For all the modern gizmos that controllers and pilots use to navigate in and out of airports these days, standard procedures have changed surprisingly little since 1930, when the first control tower was raised at Cleveland Municipal Airport. Everything still depends on the human eyeball, and in most cases tower controllers are required to physically see each aircraft as it arrives or departs.
But for small or little-used airports, towers are too expensive to build, maintain, and staff. In 2005, innovators in the aircraft division of Sweden-based Saab realized that high-resolution cameras, high-speed Internet, and high-definition displays could give controllers everything they need to maintain order at an airfield. In 2015, after 10 years of rigorous testing, Saab’s first remote system was declared operational at Sweden’s Örnsköldsvik Airport; two more airports were added this year. All are controlled remotely from a single room at the airport in Sundsvall.

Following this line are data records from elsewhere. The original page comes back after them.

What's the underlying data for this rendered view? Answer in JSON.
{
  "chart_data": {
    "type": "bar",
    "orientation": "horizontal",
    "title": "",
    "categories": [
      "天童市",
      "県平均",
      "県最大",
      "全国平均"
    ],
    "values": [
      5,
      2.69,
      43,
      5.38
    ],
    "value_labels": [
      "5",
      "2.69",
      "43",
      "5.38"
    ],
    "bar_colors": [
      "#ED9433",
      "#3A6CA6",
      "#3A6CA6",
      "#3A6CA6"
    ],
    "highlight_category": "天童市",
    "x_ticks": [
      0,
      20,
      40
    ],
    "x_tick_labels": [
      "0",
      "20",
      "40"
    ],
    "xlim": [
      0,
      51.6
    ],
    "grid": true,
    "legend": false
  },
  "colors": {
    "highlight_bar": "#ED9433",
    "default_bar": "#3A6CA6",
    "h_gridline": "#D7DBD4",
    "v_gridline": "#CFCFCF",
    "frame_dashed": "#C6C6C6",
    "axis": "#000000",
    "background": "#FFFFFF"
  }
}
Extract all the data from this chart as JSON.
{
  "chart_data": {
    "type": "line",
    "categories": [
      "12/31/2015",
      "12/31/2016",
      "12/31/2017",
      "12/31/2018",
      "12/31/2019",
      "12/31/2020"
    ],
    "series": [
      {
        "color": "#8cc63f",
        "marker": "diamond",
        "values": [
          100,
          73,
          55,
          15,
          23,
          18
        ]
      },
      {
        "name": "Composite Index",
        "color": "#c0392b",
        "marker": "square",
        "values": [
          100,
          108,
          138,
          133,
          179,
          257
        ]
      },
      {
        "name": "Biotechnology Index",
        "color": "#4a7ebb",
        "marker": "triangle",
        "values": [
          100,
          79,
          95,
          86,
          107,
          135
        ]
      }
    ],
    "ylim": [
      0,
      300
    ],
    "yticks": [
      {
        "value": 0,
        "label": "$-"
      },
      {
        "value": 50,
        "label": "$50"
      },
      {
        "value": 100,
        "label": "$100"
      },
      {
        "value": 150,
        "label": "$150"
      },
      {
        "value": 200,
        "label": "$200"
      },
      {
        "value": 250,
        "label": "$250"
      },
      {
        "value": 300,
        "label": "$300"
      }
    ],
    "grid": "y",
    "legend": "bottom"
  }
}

Unlike Sweden’s aviation agency, which is closing and consolidating existing towers, the U.S. Federal Aviation Administration is far more interested in providing air traffic control services where they don’t yet exist. Leesburg’s airport has never had controllers, but managers there wanted help keeping airplanes apart. (At U.S. airports without towers, pilots must coordinate with one another by radio to stay separated, a task that can distract from flying.) Says Matt Massiano, director of business development at Saab Sensis, about the Virginia airport: “Its location, the type of traffic they had, the problem they were trying to solve” made it an ideal testing ground. In 2016, the FAA built a temporary, staffed tower at Leesburg to control the airspace, and Saab installed its less costly, remote version at the same time to prove that it could give controllers the same information. The remote “tower” passed with flying colors and began a second trial this June as the sole monitor of Leesburg’s airspace.

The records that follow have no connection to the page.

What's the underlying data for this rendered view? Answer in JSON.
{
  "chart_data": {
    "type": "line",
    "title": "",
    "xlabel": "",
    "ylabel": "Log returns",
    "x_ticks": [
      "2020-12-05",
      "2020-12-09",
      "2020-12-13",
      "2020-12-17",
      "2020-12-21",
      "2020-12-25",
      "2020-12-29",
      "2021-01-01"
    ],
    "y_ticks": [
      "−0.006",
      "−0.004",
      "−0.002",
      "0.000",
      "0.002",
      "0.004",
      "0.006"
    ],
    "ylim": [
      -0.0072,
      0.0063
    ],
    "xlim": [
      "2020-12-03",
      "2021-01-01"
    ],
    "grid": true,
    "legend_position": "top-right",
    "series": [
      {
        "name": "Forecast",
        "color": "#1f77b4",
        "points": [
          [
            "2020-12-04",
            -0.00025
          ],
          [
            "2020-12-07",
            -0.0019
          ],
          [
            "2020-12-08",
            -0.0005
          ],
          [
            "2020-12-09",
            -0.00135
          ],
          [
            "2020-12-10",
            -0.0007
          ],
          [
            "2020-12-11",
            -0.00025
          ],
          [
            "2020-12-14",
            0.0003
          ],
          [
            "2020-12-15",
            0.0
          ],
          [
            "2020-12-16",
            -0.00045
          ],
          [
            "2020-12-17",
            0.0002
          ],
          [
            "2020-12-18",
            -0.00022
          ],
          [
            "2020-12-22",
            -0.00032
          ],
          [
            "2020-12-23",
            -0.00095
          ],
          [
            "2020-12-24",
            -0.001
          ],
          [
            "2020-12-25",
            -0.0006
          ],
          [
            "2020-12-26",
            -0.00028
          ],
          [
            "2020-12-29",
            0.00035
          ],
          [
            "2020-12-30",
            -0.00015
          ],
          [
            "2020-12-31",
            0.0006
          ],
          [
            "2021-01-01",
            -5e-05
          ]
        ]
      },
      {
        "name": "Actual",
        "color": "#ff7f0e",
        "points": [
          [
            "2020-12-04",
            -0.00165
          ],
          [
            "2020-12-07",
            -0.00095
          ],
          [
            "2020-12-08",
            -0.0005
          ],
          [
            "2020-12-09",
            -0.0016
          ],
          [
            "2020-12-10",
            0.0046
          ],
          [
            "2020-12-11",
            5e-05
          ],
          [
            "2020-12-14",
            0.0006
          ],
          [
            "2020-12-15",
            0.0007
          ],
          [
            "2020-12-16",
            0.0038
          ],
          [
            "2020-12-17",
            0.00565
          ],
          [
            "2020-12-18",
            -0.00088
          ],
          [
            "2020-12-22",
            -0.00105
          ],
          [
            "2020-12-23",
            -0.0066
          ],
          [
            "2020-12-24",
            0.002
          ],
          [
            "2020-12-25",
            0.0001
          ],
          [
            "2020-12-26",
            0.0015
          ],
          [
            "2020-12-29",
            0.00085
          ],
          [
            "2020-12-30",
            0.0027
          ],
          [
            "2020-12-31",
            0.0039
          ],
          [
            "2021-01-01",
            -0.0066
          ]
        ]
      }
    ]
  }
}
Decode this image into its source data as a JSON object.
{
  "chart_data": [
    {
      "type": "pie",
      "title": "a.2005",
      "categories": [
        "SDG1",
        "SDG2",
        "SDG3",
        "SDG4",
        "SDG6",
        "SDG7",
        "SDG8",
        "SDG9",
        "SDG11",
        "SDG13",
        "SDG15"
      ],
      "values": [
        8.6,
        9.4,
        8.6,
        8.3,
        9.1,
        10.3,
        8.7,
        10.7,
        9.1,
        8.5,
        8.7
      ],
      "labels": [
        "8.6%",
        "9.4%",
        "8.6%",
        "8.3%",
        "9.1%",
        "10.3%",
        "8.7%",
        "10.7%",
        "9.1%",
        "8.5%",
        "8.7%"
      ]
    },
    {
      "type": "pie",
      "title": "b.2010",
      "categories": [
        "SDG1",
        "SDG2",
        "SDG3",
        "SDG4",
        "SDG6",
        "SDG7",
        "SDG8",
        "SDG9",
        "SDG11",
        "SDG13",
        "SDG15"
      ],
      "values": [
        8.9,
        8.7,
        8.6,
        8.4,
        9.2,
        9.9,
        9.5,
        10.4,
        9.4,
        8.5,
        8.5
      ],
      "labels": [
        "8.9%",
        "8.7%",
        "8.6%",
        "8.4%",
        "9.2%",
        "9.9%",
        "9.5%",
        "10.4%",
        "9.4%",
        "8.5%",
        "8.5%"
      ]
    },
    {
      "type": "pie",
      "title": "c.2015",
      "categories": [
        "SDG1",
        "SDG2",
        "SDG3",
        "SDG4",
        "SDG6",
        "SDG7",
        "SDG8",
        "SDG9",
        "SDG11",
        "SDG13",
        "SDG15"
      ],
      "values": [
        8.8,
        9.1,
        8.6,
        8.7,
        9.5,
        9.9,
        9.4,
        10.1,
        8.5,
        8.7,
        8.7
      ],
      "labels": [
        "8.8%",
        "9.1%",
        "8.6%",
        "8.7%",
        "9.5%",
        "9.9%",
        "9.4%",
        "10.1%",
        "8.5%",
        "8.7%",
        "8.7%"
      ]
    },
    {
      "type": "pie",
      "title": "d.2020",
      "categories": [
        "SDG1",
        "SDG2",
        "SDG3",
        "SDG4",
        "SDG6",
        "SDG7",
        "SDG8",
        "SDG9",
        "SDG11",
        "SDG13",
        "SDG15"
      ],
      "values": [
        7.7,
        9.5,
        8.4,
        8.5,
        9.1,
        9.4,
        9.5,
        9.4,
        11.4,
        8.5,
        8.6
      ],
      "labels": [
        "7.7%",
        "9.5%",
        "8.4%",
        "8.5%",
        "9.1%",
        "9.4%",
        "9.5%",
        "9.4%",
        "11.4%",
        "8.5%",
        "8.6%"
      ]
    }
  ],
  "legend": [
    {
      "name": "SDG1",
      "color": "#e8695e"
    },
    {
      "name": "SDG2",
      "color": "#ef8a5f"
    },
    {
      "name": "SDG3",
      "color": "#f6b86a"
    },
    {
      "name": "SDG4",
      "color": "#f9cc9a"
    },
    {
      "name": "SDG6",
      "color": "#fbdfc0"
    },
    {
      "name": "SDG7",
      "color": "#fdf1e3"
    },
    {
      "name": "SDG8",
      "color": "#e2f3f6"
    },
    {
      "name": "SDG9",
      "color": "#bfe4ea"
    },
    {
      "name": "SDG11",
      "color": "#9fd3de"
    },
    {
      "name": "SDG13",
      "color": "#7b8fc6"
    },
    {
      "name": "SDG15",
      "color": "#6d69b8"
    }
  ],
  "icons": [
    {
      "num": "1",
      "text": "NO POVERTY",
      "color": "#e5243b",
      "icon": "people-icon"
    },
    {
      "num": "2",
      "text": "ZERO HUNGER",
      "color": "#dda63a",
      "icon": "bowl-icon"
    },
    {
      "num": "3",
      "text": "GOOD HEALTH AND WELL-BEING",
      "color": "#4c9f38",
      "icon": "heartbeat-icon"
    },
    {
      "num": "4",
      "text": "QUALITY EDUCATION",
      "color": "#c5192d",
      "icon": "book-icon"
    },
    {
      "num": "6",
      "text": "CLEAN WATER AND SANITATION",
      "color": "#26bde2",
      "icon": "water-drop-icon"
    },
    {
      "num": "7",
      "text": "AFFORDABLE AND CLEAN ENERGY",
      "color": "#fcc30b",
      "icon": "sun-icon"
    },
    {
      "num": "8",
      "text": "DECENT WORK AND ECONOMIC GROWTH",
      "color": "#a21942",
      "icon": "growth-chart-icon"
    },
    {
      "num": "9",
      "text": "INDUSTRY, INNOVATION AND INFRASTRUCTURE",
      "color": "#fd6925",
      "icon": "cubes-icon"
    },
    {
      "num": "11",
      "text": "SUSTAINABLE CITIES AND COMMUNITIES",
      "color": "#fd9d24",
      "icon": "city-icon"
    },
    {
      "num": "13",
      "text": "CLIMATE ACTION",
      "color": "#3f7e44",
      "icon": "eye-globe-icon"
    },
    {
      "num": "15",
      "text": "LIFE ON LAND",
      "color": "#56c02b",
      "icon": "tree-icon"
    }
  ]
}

“They’re going to take this one step at a time and look at it really carefully,” says Martin Lauth, a professor of air traffic management at Embry-Riddle Aeronautical University in Florida, “because the last thing they want to do is go rushing in and find something that sets them back five years.”
If the off-site controllers perform to the FAA’s standards, the system will be installed permanently. Another small airport with no tower, Northern Colorado Regional, outside Fort Collins, is in the process of selecting a remote system. Staff at several more airports across the country are watching closely. Perhaps they’re envisioning a future 20 or 30 years down the road when dozens of airfields are networked into a conference room in the Virginia suburbs, where controllers are alerting first-responders that a Cessna’s engines quit after take off in Caldwell, Idaho. “I think it’s going to be the wave of the future for airports that don’t currently have control towers,” says Lauth.
And Saab isn’t finished developing the system. The company has been testing infrared cameras to give controllers night vision, and fusing radar data to the visual display so they can see essential information on a single screen. It will be a few years, at least, before those enhancements become operational, but at long last, air traffic control is getting some 21st century tools.